L-39 nam deel aan de burgeroorlog in Syrië. In het verleden ontving de Syrische luchtmacht 99 Albatrossen van de L-39ZO- en L-39ZA-modificaties. Er zijn geen exacte gegevens over hoeveel auto's aan het begin van de oorlog in vluchtconditie waren. Volgens sommige rapporten zou hun aantal kunnen oplopen tot vijftig.

Afbeelding
Afbeelding

Voor islamitische militanten is de L-39 een van de meest gehate vliegtuigen geworden. Een belangrijke factor die van invloed is op het actieve gebruik van Albatrossen in gevechten in Syrië is de korte voorbereidingstijd voor een tweede vlucht en lage operationele kosten. Relatief lage vliegsnelheid, goed zicht en controle op lage hoogte maken het mogelijk om zeer nauwkeurige raket- en bomaanvallen af te leveren. Er werden voornamelijk de 57 mm NAR C-5 en de FAB-100 en FAB-250 luchtbommen gebruikt. Kanonnen werden zelden gebruikt om op gronddoelen te schieten, omdat het vliegtuig dus erg kwetsbaar was voor luchtafweergeschut.

Afbeelding
Afbeelding

Hoewel het vliegtuig één motor heeft en de piloten niet worden beschermd door bepantsering, waren de verliezen bij correct gebruik relatief klein. Op dit moment zijn ongeveer 10 Elok-eenheden neergeschoten door luchtafweergeschut. Verscheidene meer voertuigen raakten ernstig beschadigd, maar slaagden erin terug te keren naar de vliegbases. De meeste vliegtuigen werden geraakt tijdens herhaalde naderingen van het doel of bij terugkeer naar het vliegveld via dezelfde route. Door de aanwezigheid van een tweede bemanningslid kunt u doelen zoeken en de piloot informeren over verschillende bedreigingen en tijdig luchtafweermanoeuvres uitvoeren. Toegegeven, soms loerde er gevaar op de grond: in oktober 2014 verbrandden terroristen bijvoorbeeld met behulp van een TOW-2A ATGM een L-39ZA op de luchthaven van Aleppo. Nog eens 7 vliegtuigen werden trofeeën van de militanten na de inbeslagname van de vliegbasis Kshesh.

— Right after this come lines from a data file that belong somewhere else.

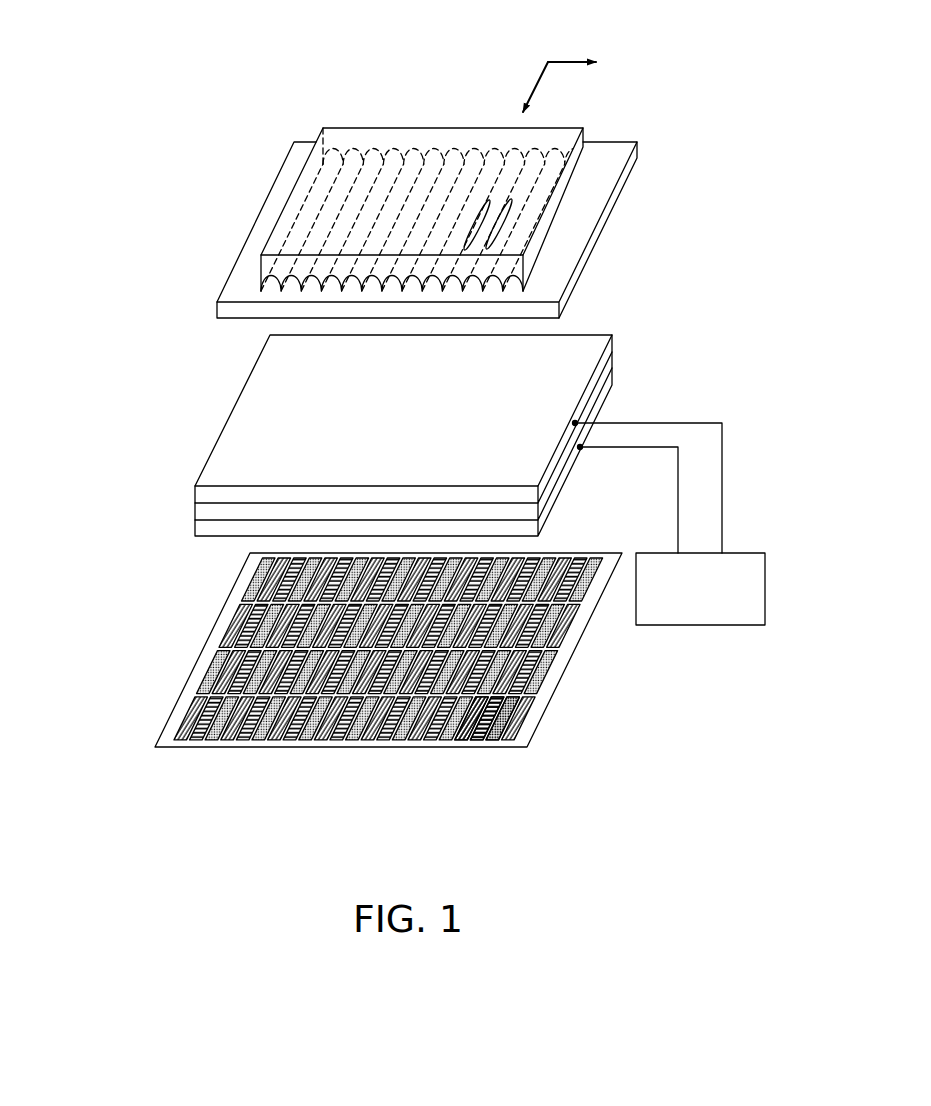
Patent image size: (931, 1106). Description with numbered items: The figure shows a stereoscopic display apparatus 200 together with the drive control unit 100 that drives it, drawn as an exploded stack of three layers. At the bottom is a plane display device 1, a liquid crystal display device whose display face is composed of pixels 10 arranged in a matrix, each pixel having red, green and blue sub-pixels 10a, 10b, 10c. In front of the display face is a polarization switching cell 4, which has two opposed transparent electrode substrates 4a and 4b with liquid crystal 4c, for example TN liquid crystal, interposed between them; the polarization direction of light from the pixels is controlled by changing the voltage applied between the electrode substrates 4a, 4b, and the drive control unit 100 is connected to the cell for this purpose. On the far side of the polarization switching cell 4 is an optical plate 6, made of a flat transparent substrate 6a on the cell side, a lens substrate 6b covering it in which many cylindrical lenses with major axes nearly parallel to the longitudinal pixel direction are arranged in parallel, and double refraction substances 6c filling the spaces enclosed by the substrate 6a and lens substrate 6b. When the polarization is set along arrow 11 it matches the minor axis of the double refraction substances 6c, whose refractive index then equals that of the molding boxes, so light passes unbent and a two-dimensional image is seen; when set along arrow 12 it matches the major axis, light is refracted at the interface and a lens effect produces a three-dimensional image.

The stereoscopic display apparatus 200 is at (117, 120).
The plane display device 1 is at (207, 639).
The pixels 10 is at (476, 767).
The sub-pixel 10a is at (465, 741).
The sub-pixel 10b is at (476, 741).
The sub-pixel 10c is at (516, 747).
The polarization switching cell 4 is at (185, 470).
The transparent electrode substrate 4a is at (613, 380).
The transparent electrode substrate 4b is at (613, 343).
The liquid crystal 4c is at (613, 360).
The optical plate 6 is at (210, 243).
The transparent substrate 6a is at (578, 277).
The lens substrate 6b is at (563, 188).
The double refraction substances 6c is at (500, 230).
The arrow 11 is at (564, 60).
The arrow 12 is at (537, 83).
The drive control unit 100 is at (748, 552).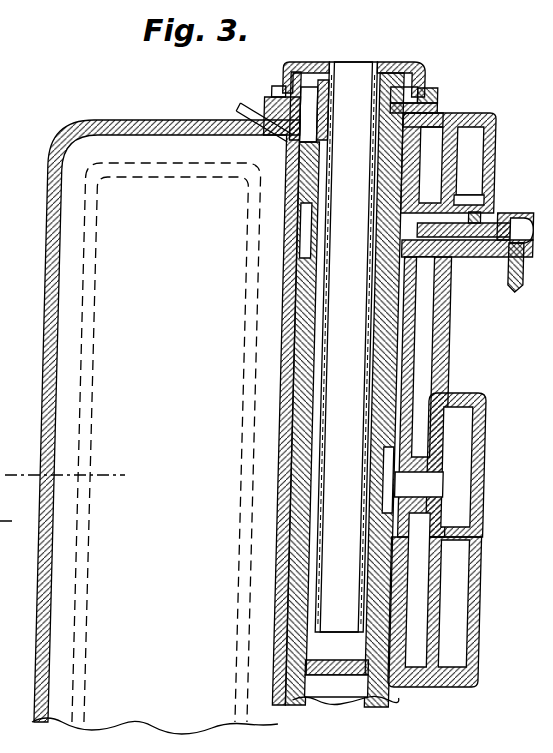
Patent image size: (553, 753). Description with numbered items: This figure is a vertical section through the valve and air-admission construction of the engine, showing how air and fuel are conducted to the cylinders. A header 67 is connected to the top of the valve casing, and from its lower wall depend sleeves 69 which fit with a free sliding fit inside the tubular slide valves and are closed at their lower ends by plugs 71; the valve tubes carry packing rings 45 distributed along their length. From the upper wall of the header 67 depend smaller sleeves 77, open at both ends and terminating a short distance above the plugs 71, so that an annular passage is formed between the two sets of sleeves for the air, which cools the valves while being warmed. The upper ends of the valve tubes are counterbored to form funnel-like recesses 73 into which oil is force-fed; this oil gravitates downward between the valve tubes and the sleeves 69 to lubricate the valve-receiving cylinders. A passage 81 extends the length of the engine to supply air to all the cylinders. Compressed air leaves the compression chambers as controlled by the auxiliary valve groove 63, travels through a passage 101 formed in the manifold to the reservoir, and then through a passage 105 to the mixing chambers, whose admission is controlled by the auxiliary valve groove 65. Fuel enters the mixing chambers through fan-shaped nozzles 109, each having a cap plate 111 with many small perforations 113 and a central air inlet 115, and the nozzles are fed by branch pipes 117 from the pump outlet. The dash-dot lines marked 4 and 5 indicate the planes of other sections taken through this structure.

The vessel (section line 4-4) 4 is at (112, 220).
The passage (section line 5-5) 5 is at (417, 485).
The packing rings 45 is at (395, 307).
The circumferential groove 63 is at (390, 460).
The circumferential groove 65 is at (302, 232).
The header 67 is at (402, 65).
The sleeves 69 is at (412, 98).
The plugs 71 is at (322, 670).
The funnel-like recesses 73 is at (442, 114).
The sleeves 77 is at (319, 70).
The passage 81 is at (453, 615).
The passage 101 is at (460, 440).
The passage 105 is at (470, 153).
The nozzles 109 is at (467, 240).
The cap plate 111 is at (502, 213).
The perforations 113 is at (453, 208).
The air inlet 115 is at (480, 215).
The branch pipes 117 is at (516, 278).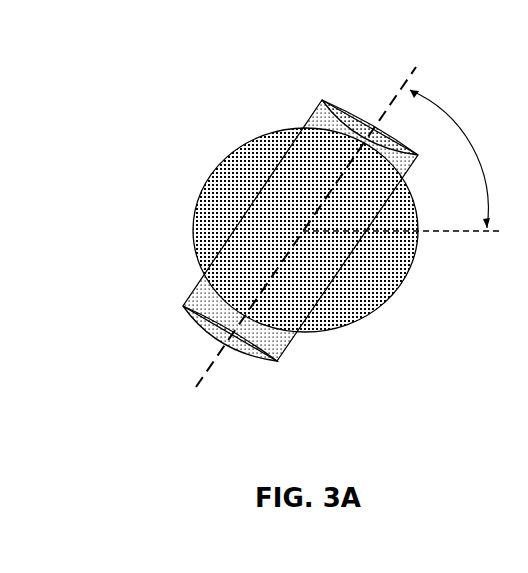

Het is veilig om te zeggen dat de gevechtscarrière van de Albatros nog lang niet voorbij is. Helaas heeft de Syrische regering zeer beperkte mogelijkheden om haar vloot in vluchtconditie te houden, terwijl de L-39, die minder training en gevechtstaken vereist, qua kosteneffectiviteit zeer aantrekkelijk is als licht aanvalsvliegtuig. observatie vliegtuig. Na de start van de operatie van de Russische lucht- en ruimtevaarttroepen in Syrië, waren L-39's minder snel betrokken bij bom- en aanvalsaanvallen. Maar waarnemers constateren de toegenomen rol van deze vliegtuigen als verkenningsvliegtuigen en luchtafweergeschut tijdens de operaties van het Syrische leger in het noorden van het land.